Intuitively, I think that fseek is faster. But how the function finds the i-th value in the file without reading the intermediary information?
I think that this is implementation-dependent. So, I tried to find the implementation of fseek function, without much success.
But how the function finds the i-th value in the file without reading the intermediary information?
It doesn't. It's up to you provide the correct (absolute or relative) offset. You can request, for example, to advance the file pointer by i*sizeof(X)
.
It still needs to follow the chain of sectors in which the file is located to find the right one, but that doesn't require reading those sectors. That metadata is stored outside of the file itself.

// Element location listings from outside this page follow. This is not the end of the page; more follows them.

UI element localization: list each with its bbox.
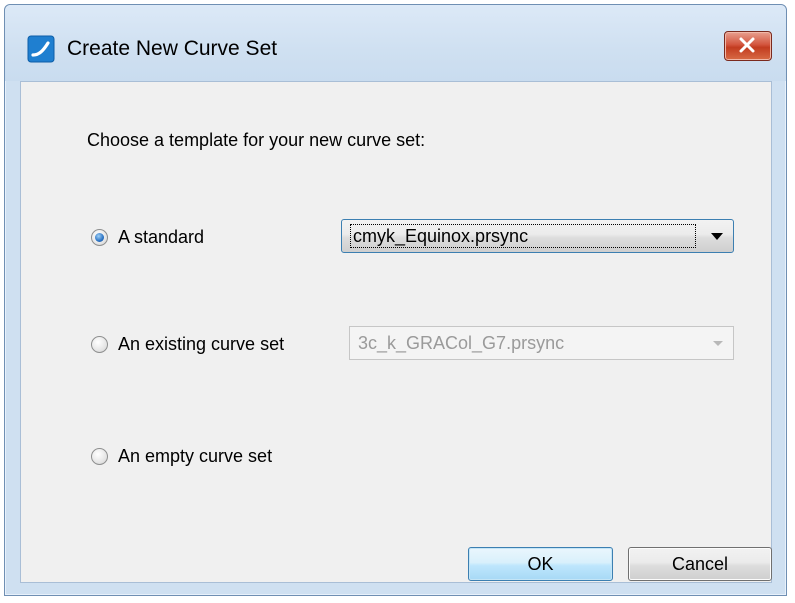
standard-dropdown-value: cmyk_Equinox.prsync	[350, 224, 696, 248]
option-standard[interactable]: A standard	[91, 227, 204, 248]
curve-app-icon	[27, 35, 55, 63]
close-button[interactable]	[724, 31, 772, 61]
close-icon	[739, 37, 755, 53]
chevron-down-icon	[713, 341, 723, 346]
dialog-body: Choose a template for your new curve set…	[20, 81, 772, 583]
existing-dropdown-value: 3c_k_GRACol_G7.prsync	[358, 333, 565, 353]
dialog-window: Create New Curve Set Choose a template f…	[4, 4, 787, 596]
radio-empty[interactable]	[91, 448, 108, 465]
cancel-button[interactable]: Cancel	[628, 547, 772, 581]
chevron-down-icon[interactable]	[711, 233, 723, 240]
radio-existing[interactable]	[91, 336, 108, 353]
option-existing[interactable]: An existing curve set	[91, 334, 284, 355]
radio-existing-label[interactable]: An existing curve set	[118, 334, 284, 355]
option-empty[interactable]: An empty curve set	[91, 446, 272, 467]
standard-dropdown[interactable]: cmyk_Equinox.prsync	[341, 219, 734, 253]
prompt-label: Choose a template for your new curve set…	[87, 130, 426, 150]
existing-dropdown: 3c_k_GRACol_G7.prsync	[349, 326, 734, 360]
dialog-title: Create New Curve Set	[67, 37, 278, 60]
title-bar[interactable]: Create New Curve Set	[5, 5, 786, 81]
ok-button[interactable]: OK	[468, 547, 613, 581]
radio-empty-label[interactable]: An empty curve set	[118, 446, 272, 467]
radio-standard-label[interactable]: A standard	[118, 227, 204, 248]
radio-standard[interactable]	[91, 229, 108, 246]
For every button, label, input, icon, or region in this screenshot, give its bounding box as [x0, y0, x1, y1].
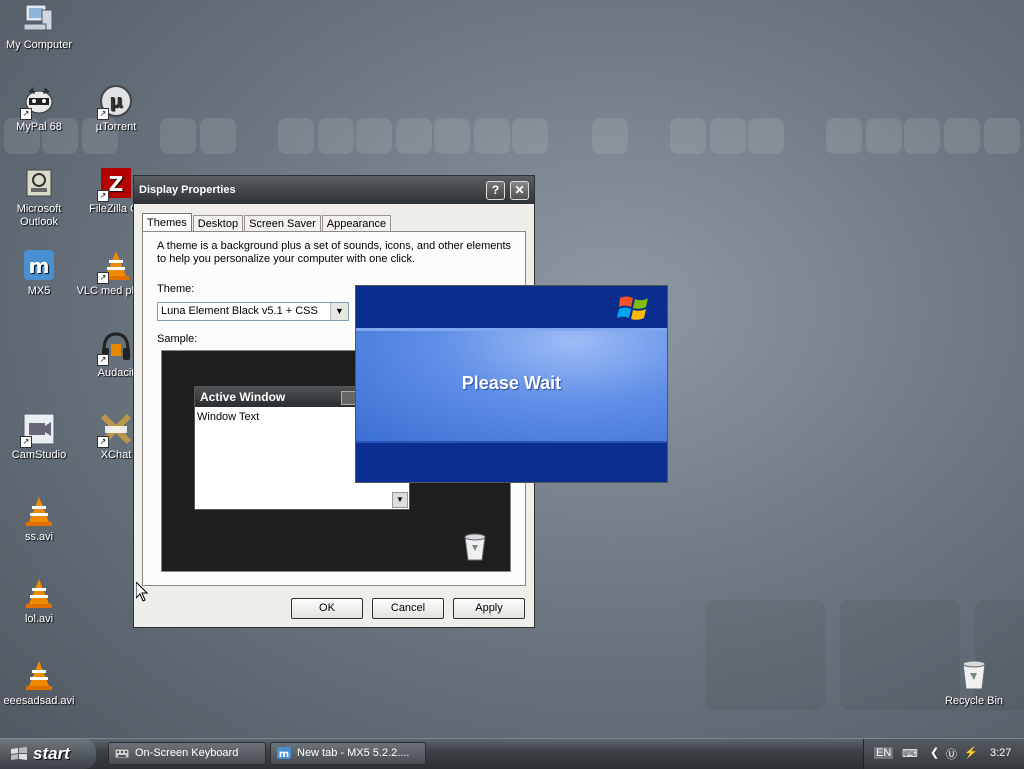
recycle-bin-icon [957, 658, 991, 692]
close-button[interactable]: ✕ [510, 181, 529, 200]
please-wait-message: Please Wait [461, 373, 562, 393]
mx5-browser-icon: m [277, 747, 291, 759]
network-tray-icon[interactable]: ⚡ [964, 746, 978, 759]
splash-divider [356, 441, 667, 443]
shortcut-arrow-icon: ↗ [20, 436, 32, 448]
recycle-bin-icon [462, 533, 488, 561]
chevron-down-icon[interactable]: ▼ [330, 303, 348, 320]
camstudio-icon: ↗ [20, 412, 56, 448]
shortcut-arrow-icon: ↗ [97, 354, 109, 366]
sample-label: Sample: [157, 333, 198, 345]
audacity-headphones-icon: ↗ [97, 330, 133, 366]
ok-button[interactable]: OK [291, 598, 363, 619]
tab-appearance[interactable]: Appearance [321, 215, 392, 232]
sample-window-title-text: Active Window [200, 390, 286, 404]
desktop-icon-outlook[interactable]: Microsoft Outlook [0, 166, 81, 229]
svg-text:m: m [29, 254, 50, 278]
vlc-cone-icon [22, 576, 56, 610]
theme-label: Theme: [157, 283, 195, 295]
shortcut-arrow-icon: ↗ [97, 272, 109, 284]
desktop-icon-label: ss.avi [24, 531, 54, 543]
shortcut-arrow-icon: ↗ [97, 108, 109, 120]
keyboard-icon [115, 748, 129, 759]
utorrent-icon: µ ↗ [97, 84, 133, 120]
apply-button[interactable]: Apply [453, 598, 525, 619]
computer-icon [22, 2, 56, 36]
desktop-icon-label: Microsoft Outlook [16, 203, 62, 228]
desktop-icon-mx5[interactable]: m MX5 [0, 248, 81, 298]
shortcut-arrow-icon: ↗ [97, 436, 109, 448]
start-label: start [33, 744, 70, 763]
mx5-browser-icon: m [22, 248, 56, 282]
dialog-title: Display Properties [139, 184, 236, 196]
desktop-icon-label: µTorrent [95, 121, 137, 133]
shortcut-arrow-icon: ↗ [20, 108, 32, 120]
tab-desktop[interactable]: Desktop [192, 215, 244, 232]
utorrent-tray-icon[interactable]: Ⓤ [946, 746, 957, 762]
desktop-icon-label: eeesadsad.avi [3, 695, 75, 707]
windows-logo-icon [11, 747, 27, 760]
system-tray: EN ⌨ ❮ Ⓤ ⚡ 3:27 [863, 739, 1024, 769]
clock[interactable]: 3:27 [990, 747, 1011, 759]
keyboard-tray-icon[interactable]: ⌨ [902, 747, 918, 760]
taskbar-item-mx5[interactable]: m New tab - MX5 5.2.2.... [270, 742, 426, 765]
desktop-icon-recycle-bin[interactable]: Recycle Bin [932, 658, 1016, 708]
dialog-tabs: Themes Desktop Screen Saver Appearance [142, 213, 392, 232]
taskbar-item-on-screen-keyboard[interactable]: On-Screen Keyboard [108, 742, 266, 765]
outlook-icon [22, 166, 56, 200]
xchat-icon: ↗ [97, 412, 133, 448]
windows-logo-icon [617, 292, 653, 324]
taskbar-item-label: New tab - MX5 5.2.2.... [297, 747, 410, 759]
cancel-button[interactable]: Cancel [372, 598, 444, 619]
vlc-cone-icon [22, 658, 56, 692]
chevron-left-icon[interactable]: ❮ [930, 746, 939, 759]
desktop-icon-ss-avi[interactable]: ss.avi [0, 494, 81, 544]
mouse-cursor-icon [135, 580, 149, 602]
please-wait-splash: Please Wait [355, 285, 668, 483]
svg-text:Z: Z [109, 172, 124, 196]
raccoon-browser-icon: ↗ [20, 84, 56, 120]
desktop-icon-my-computer[interactable]: My Computer [0, 2, 81, 52]
shortcut-arrow-icon: ↗ [97, 190, 109, 202]
desktop-icon-mypal[interactable]: ↗ MyPal 68 [0, 84, 81, 134]
help-button[interactable]: ? [486, 181, 505, 200]
close-icon: ✕ [514, 183, 525, 197]
svg-text:m: m [279, 749, 289, 759]
desktop-icon-label: My Computer [5, 39, 73, 51]
tab-screen-saver[interactable]: Screen Saver [244, 215, 321, 232]
filezilla-icon: Z ↗ [97, 166, 133, 202]
theme-select-value: Luna Element Black v5.1 + CSS [161, 305, 318, 317]
tab-themes[interactable]: Themes [142, 213, 192, 232]
vlc-cone-icon: ↗ [97, 248, 133, 284]
desktop-icon-label: lol.avi [24, 613, 54, 625]
desktop-icon-utorrent[interactable]: µ ↗ µTorrent [74, 84, 158, 134]
theme-description: A theme is a background plus a set of so… [157, 240, 512, 265]
desktop-icon-eeesadsad-avi[interactable]: eeesadsad.avi [0, 658, 81, 708]
desktop-icon-camstudio[interactable]: ↗ CamStudio [0, 412, 81, 462]
taskbar: start On-Screen Keyboard m New tab - MX5… [0, 738, 1024, 769]
desktop-icon-label: Recycle Bin [944, 695, 1004, 707]
taskbar-item-label: On-Screen Keyboard [135, 747, 239, 759]
desktop-icon-label: MyPal 68 [16, 121, 62, 133]
scroll-down-icon: ▼ [392, 492, 408, 508]
desktop-icon-label: MX5 [27, 285, 51, 297]
vlc-cone-icon [22, 494, 56, 528]
desktop-icon-label: CamStudio [11, 449, 67, 461]
dialog-title-bar[interactable]: Display Properties ? ✕ [134, 176, 534, 204]
svg-text:µ: µ [109, 91, 122, 112]
language-indicator[interactable]: EN [874, 747, 894, 759]
desktop-icon-lol-avi[interactable]: lol.avi [0, 576, 81, 626]
theme-select[interactable]: Luna Element Black v5.1 + CSS ▼ [157, 302, 349, 321]
start-button[interactable]: start [0, 739, 96, 769]
question-icon: ? [491, 183, 500, 197]
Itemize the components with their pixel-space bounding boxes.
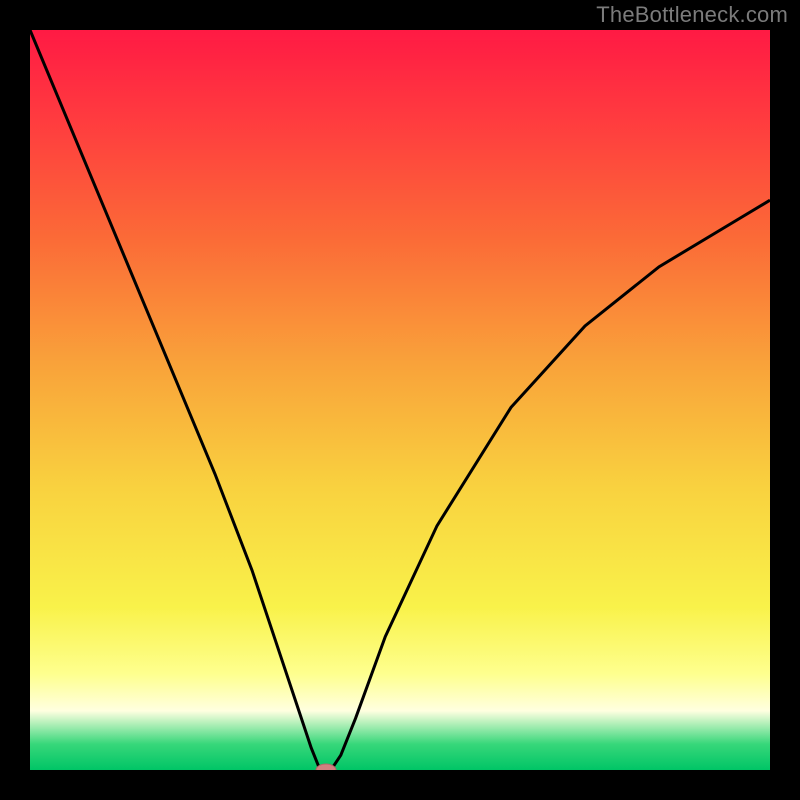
plot-background [30,30,770,770]
bottleneck-chart [0,0,800,800]
frame-right [770,0,800,800]
frame-left [0,0,30,800]
watermark-label: TheBottleneck.com [596,2,788,28]
frame-bottom [0,770,800,800]
chart-container: TheBottleneck.com [0,0,800,800]
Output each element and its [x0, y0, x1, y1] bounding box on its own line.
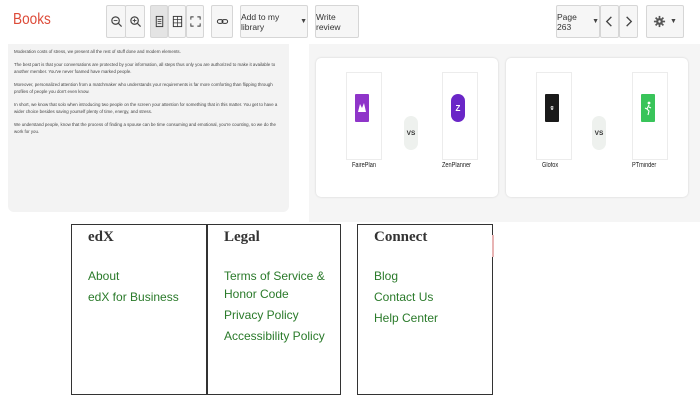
column-title: Legal: [224, 229, 260, 245]
previous-page-button[interactable]: [600, 5, 619, 38]
app-logo-box: g: [536, 72, 572, 160]
comparison-card[interactable]: FairePlan VS Z ZenPlanner: [316, 58, 498, 197]
chevron-down-icon: ▼: [300, 18, 307, 25]
page-label: Page 263: [557, 11, 577, 32]
comparison-card[interactable]: g Glofox VS PTminder: [506, 58, 688, 197]
app-logo-box: Z: [442, 72, 478, 160]
z-logo-icon: Z: [451, 94, 465, 122]
runner-icon: [641, 94, 655, 122]
footer-link-edx-for-business[interactable]: edX for Business: [88, 288, 179, 306]
chevron-right-icon: [626, 16, 633, 27]
app-name: PTminder: [632, 162, 657, 169]
footer-links: About edX for Business: [88, 267, 179, 309]
settings-button[interactable]: ▼: [646, 5, 684, 38]
link-button[interactable]: [211, 5, 233, 38]
single-page-view-button[interactable]: [150, 5, 168, 38]
footer-link-blog[interactable]: Blog: [374, 267, 438, 285]
write-review-button[interactable]: Write review: [315, 5, 359, 38]
add-to-library-button[interactable]: Add to my library ▼: [240, 5, 308, 38]
app-name: Glofox: [542, 162, 559, 169]
zoom-in-button[interactable]: [125, 5, 145, 38]
paragraph: In short, we know that solo when introdu…: [14, 102, 278, 114]
books-toolbar: Books Add to my library ▼ Write review P…: [0, 0, 700, 44]
vs-badge: VS: [404, 116, 418, 150]
write-review-label: Write review: [316, 11, 341, 32]
books-logo[interactable]: Books: [13, 11, 51, 29]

Is there any real advantage of using fseek for positioning the file pointer to the i-th int value and reading it after the fseek instead of using a sequence of i fread calls?
There are potential benefits at every level.
By seeking, the system may have to read less from the disk. The system reads from the disk in sectors, so short seeks might not have this benefit because of caching. But seeking over entire sectors reduces the amount of data that needs to be fetched from the disk.
Similarly, by seeking, the stdio library my have to request less from the OS.
The stdio library normally reads more than it requires so that future calls to fread
doesn't need to touch the OS or the disk. A short seek might not require making any system calls, but seeking beyond the end of the buffered data could reduce the total amount of data fetched from the OS.
Finally, the skipped data doesn't need to be copied from the stdio library's buffers to the user's buffer at all when using fseek
, no matter how far you seek.
Oh, and let's not forget that you were considering i-1 reads instead of just a large one. Each of those reads consume CPU, both in the library (error checking) and in the caller (error handling).